Кисти мылись после каждого рабочего дня. Мне самой приходилось мыть их, помогая отцу. Берешь их, сколько помещается в горсти правой руки, окунаешь в горячую воду и намыливаешь куском хозяйственного мыла. Возишь, бывало, по куску разноцветными узорами, потом трешь о ладонь левой руки, потом пальцами промываешь, и вот уже кисти вымыты — белые и темные волоски блестят, стараешься отмыть и деревянные ручки кистей, потом кладешь их на отопление или поближе к печке, если — в деревне.
Краски отец покупал французские, Лэфрана, которые привозили к нам до войны 1914 года. Но вообще он тер краски сам. После революции в 1924 году мы были в Италии на выставке в Венеции, где экспонировались советские художники. Оттуда мы приехали во Францию и зиму жили в Париже. Из Парижа Петр Петрович привез сухие краски. И вот тут уже мы с братом помогали отцу растирать краски на машине. Это были три больших гранитных вала, которые приводились в движение огромным колесом. Над валами укреплялся деревянный короб, сбоку была стальная подставка, на которую стекала краска. Петр Петрович подхватывал эту пасту лопаткой и сбрасывал на мраморную доску, что лежала рядом. Паста затиралась с льняным маслом, бутыли которого стояли предварительно на солнце на подоконнике. Оно должно было отбелиться.

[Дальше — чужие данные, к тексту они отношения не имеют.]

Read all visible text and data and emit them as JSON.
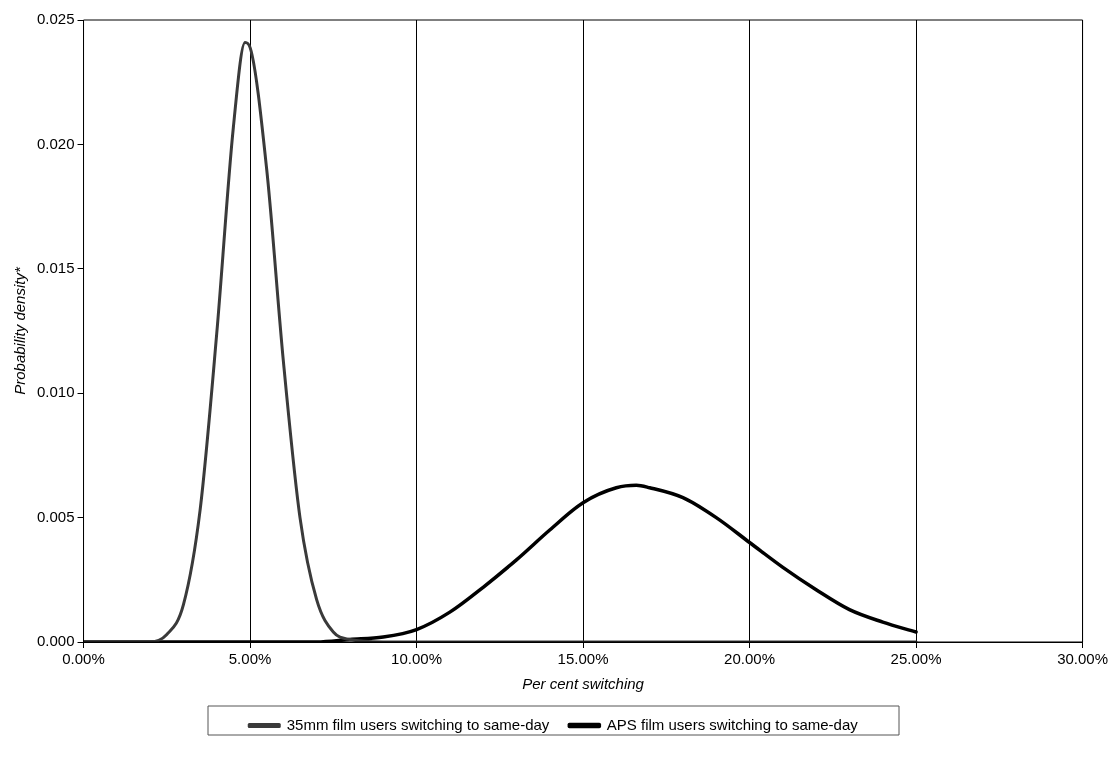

И вот мы стоим втроем у машины. Папа замешивает на мраморной доске, что лежит рядом, порошок кобальта синего с маслом, с примесью специальной серной кислоты и воска, в пасту. Папа и Миша по очереди вертят колесо, работа трудная. Синяя паста, обволакивая вертящиеся валики, начинает растираться и вползать на стальную подставку. Папа подхватывает пасту лопаткой и — снова в короб. Колесо вертится легче, тут уже и мне можно вступать в работу. Синяя блестящая паста, растертая до гладкости, готова. Мы рассаживаемся вокруг мраморной доски, и начинается укладка в тюбики. Они похожи на гигантские соты, эти большие коробки с пустыми тюбиками, установленными рядами, крышечками вниз.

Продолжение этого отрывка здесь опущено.